Vediamo crescere la quota delle importazioni”, osserva Zampella che tra i motivi dell’aumento dei prezzi indica anche l’annuncio della graduale eliminazione delle quote gratuite destinate agli operatori a maggior rischio di delocalizzazione (taglio del 2,5% nel 2026, per arrivare alla scomparsa nel 2034), compresa nella riforma dell’Ets approvata lo scorso aprile dal Consiglio dell’Ue.

“Siamo preoccupati per la corsa dei prezzi delle quote della CO2.

Crediamo nella decarbonizzazione, ma per noi è diventata un doppio onere: abbiamo stimato investimenti necessari per 4,4 miliardi di euro, a cui si aggiungono 1,4 miliardi di costi, con un ritorno esclusivamente ambientale”, sottolinea il direttore generale di Federbeton.

“Chiediamo quindi che le risorse raccolte con il sistema Ets – 3,2 miliardi complessivi nel 2022 alle aste del Gse, di cui 120 milioni dal settore del cemento – vengano restituite all’industria per permetterci di investire nella transizione.

In sistemi di cattura della CO2, per esempio, che è una soluzione su cui un settore hard to abate come il nostro sta lavorando.

Chiediamo inoltre che il dazio sul carbonio (Cbam, uno strumento contemplato nell’ultima riforma dell’Emissions trading system, ndr) entri in vigore prima possibile, per salvaguardare la competitività delle nostre imprese”.

La riflessione di Michele Bianchi, presidente della Federazione Carta Grafica, è sulla stessa linea: “la CO2 è arrivata a valori alti, che impattano tantissimo sulle aziende.

Il problema del sistema Ets a questi prezzi, in un settore hard to abate come quello della carta, è che non ci sono soluzioni tecniche alternative di facile ed economica implementazione.

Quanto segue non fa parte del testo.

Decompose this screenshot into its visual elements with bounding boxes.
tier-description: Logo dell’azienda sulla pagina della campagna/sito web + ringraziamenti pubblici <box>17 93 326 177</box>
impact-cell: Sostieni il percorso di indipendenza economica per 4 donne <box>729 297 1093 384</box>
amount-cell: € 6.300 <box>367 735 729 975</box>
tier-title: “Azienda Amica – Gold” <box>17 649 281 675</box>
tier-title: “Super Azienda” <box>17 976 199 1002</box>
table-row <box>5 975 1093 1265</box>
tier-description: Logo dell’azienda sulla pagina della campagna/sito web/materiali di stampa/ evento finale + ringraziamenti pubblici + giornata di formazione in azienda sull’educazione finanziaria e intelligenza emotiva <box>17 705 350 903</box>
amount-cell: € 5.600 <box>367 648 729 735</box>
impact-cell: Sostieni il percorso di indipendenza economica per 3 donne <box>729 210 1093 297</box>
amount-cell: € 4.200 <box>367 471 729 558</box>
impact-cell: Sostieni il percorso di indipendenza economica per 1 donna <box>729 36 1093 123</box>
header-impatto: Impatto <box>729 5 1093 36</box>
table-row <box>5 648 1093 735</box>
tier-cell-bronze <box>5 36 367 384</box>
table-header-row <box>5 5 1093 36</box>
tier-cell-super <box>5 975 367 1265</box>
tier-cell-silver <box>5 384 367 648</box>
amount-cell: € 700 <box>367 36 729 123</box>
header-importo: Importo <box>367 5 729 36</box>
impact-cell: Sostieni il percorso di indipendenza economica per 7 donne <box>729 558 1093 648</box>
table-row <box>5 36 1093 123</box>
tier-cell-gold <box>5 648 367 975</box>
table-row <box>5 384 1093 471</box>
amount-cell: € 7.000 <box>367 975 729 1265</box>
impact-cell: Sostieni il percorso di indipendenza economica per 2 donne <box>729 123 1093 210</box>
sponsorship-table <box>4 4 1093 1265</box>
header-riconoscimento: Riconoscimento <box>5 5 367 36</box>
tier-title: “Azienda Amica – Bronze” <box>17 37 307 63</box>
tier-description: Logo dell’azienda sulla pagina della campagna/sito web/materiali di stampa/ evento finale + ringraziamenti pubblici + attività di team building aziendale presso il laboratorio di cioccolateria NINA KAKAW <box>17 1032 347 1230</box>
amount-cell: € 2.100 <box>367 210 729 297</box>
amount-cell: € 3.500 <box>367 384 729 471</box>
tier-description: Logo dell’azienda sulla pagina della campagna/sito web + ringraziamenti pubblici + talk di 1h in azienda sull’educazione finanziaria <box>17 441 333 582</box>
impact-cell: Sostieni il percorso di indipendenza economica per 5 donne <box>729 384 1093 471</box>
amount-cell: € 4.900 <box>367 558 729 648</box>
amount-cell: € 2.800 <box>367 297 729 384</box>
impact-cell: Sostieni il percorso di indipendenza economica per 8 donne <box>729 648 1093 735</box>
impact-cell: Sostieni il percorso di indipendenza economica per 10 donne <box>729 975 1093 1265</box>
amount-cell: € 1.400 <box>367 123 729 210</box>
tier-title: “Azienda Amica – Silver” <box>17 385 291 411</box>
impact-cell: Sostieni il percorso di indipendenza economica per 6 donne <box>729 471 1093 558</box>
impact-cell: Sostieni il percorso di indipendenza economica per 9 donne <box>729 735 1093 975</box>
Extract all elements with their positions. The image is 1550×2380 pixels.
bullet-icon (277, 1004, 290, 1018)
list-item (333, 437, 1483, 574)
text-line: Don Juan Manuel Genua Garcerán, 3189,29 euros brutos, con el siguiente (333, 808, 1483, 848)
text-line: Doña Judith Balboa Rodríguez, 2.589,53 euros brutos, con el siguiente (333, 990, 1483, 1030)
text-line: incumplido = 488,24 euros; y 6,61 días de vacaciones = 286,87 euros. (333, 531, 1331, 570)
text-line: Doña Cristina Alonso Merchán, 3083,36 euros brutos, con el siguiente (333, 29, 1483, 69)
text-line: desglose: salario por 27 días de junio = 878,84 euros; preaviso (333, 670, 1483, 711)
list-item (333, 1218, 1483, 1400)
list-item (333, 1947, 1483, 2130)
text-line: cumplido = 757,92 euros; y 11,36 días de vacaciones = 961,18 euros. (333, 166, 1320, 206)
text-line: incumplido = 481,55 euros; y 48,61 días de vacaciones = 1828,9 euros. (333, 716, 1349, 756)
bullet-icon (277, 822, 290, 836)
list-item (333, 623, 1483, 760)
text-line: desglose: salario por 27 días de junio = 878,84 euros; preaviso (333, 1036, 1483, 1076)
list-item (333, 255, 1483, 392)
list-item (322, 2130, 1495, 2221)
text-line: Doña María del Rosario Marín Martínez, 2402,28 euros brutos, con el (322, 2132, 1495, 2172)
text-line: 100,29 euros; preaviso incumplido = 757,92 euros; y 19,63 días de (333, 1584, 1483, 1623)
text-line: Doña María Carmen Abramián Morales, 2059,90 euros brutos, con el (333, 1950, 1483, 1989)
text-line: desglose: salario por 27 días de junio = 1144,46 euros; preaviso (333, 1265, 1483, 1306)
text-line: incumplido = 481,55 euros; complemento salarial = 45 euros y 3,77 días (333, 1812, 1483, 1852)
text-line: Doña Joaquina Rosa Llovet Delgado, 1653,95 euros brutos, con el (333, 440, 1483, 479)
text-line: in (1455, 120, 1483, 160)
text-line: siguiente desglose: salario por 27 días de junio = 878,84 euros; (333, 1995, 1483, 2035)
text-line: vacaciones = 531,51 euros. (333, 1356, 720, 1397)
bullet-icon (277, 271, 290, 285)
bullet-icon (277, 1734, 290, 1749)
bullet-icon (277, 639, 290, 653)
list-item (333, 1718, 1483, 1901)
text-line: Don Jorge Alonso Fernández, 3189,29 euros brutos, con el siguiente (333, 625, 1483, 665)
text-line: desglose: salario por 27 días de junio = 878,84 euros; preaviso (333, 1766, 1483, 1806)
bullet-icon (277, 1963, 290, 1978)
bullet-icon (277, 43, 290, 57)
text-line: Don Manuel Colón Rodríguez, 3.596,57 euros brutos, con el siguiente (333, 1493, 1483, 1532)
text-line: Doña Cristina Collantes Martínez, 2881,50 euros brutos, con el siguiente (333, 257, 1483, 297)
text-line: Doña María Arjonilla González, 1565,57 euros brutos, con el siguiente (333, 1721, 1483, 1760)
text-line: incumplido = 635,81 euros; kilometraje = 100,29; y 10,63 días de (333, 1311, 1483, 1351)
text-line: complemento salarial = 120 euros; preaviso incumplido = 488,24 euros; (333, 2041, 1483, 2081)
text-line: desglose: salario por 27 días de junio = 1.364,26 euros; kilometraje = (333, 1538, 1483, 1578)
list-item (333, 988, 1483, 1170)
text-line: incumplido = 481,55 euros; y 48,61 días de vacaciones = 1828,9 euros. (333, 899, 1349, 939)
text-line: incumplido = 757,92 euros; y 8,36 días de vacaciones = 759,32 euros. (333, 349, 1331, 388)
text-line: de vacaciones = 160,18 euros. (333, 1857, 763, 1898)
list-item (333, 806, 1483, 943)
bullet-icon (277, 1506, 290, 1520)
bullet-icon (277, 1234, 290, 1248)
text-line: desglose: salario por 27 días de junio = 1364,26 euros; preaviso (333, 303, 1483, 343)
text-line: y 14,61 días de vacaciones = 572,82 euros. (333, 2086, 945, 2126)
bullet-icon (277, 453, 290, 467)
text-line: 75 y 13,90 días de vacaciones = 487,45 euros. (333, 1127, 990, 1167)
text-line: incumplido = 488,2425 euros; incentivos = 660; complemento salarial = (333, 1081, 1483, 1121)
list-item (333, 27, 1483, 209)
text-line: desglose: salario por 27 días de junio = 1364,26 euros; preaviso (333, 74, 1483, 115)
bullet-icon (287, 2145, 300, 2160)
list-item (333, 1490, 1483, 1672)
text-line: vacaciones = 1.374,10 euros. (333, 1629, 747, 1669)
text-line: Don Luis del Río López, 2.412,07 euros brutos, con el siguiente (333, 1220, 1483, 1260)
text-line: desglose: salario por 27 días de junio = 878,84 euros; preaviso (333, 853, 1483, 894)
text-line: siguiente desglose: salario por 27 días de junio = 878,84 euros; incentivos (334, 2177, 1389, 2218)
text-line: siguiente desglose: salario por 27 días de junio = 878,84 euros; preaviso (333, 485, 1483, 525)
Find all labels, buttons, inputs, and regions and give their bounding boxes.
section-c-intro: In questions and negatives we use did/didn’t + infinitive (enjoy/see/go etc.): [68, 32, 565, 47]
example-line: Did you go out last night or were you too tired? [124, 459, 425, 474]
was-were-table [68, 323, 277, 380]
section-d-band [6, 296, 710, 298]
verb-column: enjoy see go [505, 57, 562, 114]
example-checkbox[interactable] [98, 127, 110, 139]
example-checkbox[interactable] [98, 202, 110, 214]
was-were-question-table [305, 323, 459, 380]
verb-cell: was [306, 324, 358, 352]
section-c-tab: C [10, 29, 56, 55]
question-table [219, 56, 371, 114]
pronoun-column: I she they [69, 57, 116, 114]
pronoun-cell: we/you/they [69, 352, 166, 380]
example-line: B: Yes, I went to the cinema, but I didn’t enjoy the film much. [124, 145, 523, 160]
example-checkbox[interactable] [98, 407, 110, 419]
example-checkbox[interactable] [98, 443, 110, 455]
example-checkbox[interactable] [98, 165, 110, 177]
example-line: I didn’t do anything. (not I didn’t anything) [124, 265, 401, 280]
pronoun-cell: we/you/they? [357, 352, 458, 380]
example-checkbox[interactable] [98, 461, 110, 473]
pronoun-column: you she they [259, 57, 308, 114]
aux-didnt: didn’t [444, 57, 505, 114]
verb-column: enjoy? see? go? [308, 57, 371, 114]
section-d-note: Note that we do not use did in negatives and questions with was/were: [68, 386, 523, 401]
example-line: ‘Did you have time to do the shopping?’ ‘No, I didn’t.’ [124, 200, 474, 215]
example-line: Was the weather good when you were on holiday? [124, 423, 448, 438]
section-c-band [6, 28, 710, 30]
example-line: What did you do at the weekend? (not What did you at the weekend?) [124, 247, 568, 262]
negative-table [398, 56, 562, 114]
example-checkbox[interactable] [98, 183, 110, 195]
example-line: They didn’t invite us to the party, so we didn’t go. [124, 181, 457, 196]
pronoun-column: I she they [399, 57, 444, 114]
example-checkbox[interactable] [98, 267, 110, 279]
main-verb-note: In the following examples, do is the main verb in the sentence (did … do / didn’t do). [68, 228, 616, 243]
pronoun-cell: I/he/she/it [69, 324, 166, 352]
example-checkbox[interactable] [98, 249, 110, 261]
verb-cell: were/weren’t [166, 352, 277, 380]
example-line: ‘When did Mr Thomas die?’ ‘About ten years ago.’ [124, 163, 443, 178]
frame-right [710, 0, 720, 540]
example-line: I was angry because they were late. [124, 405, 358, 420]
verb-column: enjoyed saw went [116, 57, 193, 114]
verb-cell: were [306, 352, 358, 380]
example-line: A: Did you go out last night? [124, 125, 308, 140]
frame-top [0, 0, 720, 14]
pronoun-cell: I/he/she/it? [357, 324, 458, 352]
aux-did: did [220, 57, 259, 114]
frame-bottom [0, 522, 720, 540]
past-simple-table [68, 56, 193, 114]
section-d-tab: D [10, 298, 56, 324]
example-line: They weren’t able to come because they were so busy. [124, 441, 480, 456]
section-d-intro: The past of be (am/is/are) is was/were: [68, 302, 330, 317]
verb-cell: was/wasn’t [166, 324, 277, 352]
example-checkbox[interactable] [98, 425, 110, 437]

C’è quindi tutto un percorso ancora da individuare, visto che al momento le cartiere usano principalmente il gas per produrre energia elettrica e sviluppare quella termica per asciugare la carta.

Pagare le emissioni di CO2, senza che queste risorse vengano indirizzate allo sviluppo di soluzioni alternative purtroppo non aiuta la transizione, aumentando il già significativo divario competitivo con altri Paesi europei e globali.

In un contesto in cui il costo del credito in espansione forza a essere prudenti negli investimenti da fare”.

Dello stesso avviso Giovanni Savorani, presidente di Confindustria Ceramica: “il prezzo degli Ets ha un impatto negativo.

Diventa sempre più difficile investire per crescere.

Per esempio, per aggiungere un forno in più bisogna comprare quote.

È una tassa ideologica, poco tecnica, che non è utile alla transizione energetica: non ha effetti positivi, e rischia di provocare una forte delocalizzazione, favorendo una produzione in posti dove non c’è.

Una multinazionale mette un nuovo forno in America se la ha possibilità, dove non ci sono le quote Ets e il gas costa meno”.

“Per decarbonizzare bisogna fare investimenti tecnici e lavorare sulla ricerca, che non ha una data certa per i risultati.

Al momento abbiamo bruciatori a idrogeno disponibili e possiamo elettrificare molto di più di quanto fatto finora.

Noi investiamo sul risparmio energetico: è uno dei costi principali, il maggiore in questi ultimi anni.

Si cambia un forno con uno che consuma meno, si studiano prodotti con meno massa, più sottili, con meno impatto di CO2 sia nei trasporti che nei processi”, aggiunge il presidente di Confindustria Ceramica.

Le sue richieste coincidono con quelle degli altri settori: “chiediamo di usare queste risorse per investimenti nella transizione.

Chiediamo inoltre di dedicare le quote Ets solo agli utilizzatori, senza lasciarle sul libero mercato, soggetto alla speculazione”, conclude Savorani.